Headline: St. Paul seeks to restrict menthol tobacco sales
Author: Jane McClure

Short short version: The city might ban sales of flavored and menthol smokes like they just did in Minneapolis. Guy who owns a Frogtown gas station is upset. There is a coalition of convenience stores and gas stations that is upset also. [This is right up there with the all-powerful plastic bag lobby, except they are not all-powerful. When I was on Hennepin Avenue earlier this summer I saw this same group handing out fliers at the gas station with city council phone numbers listed on it. It had no effect.]

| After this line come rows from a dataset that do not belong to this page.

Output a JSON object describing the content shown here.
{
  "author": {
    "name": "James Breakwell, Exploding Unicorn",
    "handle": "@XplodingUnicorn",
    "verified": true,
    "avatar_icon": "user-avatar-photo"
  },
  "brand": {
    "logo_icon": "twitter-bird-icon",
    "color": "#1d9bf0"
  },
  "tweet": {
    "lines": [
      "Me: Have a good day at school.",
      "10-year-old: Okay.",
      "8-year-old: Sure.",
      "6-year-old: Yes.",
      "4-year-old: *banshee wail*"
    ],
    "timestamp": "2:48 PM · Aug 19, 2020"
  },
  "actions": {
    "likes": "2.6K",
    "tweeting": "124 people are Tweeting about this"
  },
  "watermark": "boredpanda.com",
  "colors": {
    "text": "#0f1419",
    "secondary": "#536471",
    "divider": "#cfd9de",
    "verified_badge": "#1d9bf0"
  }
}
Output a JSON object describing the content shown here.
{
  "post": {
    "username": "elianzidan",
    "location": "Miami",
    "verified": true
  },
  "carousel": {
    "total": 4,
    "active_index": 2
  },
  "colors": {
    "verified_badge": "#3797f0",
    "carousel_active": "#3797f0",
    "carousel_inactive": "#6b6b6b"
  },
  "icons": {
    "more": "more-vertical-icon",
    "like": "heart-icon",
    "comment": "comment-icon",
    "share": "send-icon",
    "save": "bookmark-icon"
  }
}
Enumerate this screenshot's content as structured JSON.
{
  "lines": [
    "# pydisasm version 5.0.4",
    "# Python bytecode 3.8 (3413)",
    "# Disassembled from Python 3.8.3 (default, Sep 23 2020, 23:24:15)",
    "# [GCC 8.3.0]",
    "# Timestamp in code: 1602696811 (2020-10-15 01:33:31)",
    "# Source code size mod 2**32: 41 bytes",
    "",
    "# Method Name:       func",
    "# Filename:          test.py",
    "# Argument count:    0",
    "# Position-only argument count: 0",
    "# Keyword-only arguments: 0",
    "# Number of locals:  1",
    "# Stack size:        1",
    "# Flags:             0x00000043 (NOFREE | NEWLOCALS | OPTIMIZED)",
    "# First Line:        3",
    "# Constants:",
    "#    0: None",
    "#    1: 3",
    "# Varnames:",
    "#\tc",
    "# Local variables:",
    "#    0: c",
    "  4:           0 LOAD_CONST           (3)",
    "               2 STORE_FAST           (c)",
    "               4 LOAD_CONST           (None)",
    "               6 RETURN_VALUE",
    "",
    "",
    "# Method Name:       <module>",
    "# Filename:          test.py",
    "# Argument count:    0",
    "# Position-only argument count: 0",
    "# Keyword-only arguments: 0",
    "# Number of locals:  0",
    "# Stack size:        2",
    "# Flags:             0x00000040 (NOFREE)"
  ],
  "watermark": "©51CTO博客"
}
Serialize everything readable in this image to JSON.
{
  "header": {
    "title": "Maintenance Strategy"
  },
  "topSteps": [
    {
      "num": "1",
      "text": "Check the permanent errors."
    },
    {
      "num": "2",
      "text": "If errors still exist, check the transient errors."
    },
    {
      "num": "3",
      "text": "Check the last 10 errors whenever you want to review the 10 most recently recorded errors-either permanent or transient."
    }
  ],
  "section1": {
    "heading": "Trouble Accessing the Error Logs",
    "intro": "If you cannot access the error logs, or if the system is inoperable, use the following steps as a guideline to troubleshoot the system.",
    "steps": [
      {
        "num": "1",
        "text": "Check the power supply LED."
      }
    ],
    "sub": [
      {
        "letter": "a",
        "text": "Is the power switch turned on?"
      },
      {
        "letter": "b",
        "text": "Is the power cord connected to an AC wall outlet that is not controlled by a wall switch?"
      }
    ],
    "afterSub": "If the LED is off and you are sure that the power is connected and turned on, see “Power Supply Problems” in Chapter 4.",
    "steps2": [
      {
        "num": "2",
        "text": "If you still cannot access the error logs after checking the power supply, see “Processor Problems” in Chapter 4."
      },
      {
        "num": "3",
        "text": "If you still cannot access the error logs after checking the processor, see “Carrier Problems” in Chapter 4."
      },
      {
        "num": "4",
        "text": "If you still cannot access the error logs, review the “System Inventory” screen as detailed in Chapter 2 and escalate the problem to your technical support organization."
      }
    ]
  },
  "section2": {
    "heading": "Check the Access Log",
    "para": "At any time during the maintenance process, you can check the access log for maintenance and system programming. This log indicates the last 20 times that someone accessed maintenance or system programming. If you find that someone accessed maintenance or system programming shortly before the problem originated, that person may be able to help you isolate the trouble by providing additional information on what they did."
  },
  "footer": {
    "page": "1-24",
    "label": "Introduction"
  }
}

Headline: Selby-Victoria, Selby-Milton mixed-use projects gain support
Author: Jane McClure

Short short version: A group is going to try and build buildings on the long-vacant lots on Selby now. Neighbors are concerned about parking. Two restaurants opened up recently near there that are popular. The new building has a parking variance but whether it is needed depends on whether the building develops as “live/work” or not.

Headline: Committee discusses options for revitalizing Selby’s streetscape
Author: Jane McClure

Short short version: There is some money for trying to improve the street along Selby between Dale and Lexington.There will be renderings. Ideas include lighting, murals, rain gardens, hanging baskets, spaces for the jazz fest. [Seems good. But meanwhile a few blocks away neighbors are concerned about parking.]

Headline: Planning begins for new play areas at Expo, Obama schools
Author: Jane McClure

Short short version: Two schools will get some new playgrounds.

Headline: Work finally set to begin this fall on Snelling Ave. medians
Author: Jane McClure

Short short version: Snelling will get medians between Randolph and Ford Parkway. [See also, crossing the street on Snelling Avenue.] They will be 8’ wide, and be done by spring. A funeral home will get a turn lane / curb cut. [I bet the guy who runs the other funeral home that did NOT get a curb cut by the Charles Avenue bikeway median is pissed.]

Headline: UPDC requests zoning study of Marshall west of Snelling
Author: Jane McClure

Short short version: A neighborhood group wants to look at zoning on Marshall because they are worried about “the loss of historic homes and the development of taller infill buildings.” [Personally, I am not aware of much / any Marshall development except for right along the river? And those buildings seem great.] Some people want a development moratorium. CM Stark has to make the request.

Headline: Council approves license for Alchemy health, fitness club
Author: Jane McClure

Short short version: A person can open a health club on Cleveland Avenue now. Neighbors are concerned about parking, noise and vibrations. [Like people grunting really loudly?]

Headline: City strives to renovate its rental stock by offering no-interest loans
Author: Jane McClure

Short short version: The city is going to create a loan fund for fixing up rental properties, from single-family to four-plex. Many small rental properties are run down. The program comes with a commitment from the landlord that they will keep the buildings affordable for the next ten years. [This is a good example of the paradox around affordable rental housing. Fixing up buildings is simultaneously bad because it leads to rent increases and good because it is obviously better. This seems like a program that gets around that dilemma.] 

Headline: Cinema’s on a roll; Renovated Trylon foresees growing interest in Hollywood movies of old
Author: Bob Gilbert

Short short version: Trylon is expanding and will re-open in any day now! [I remember with such fondness the old days of art cinema in Minneapolis, watching movies at Oak Street for example. Trylon is doing exactly that. They are great. Go there and watch movies you’ve never heard of. Now with comfy seats!]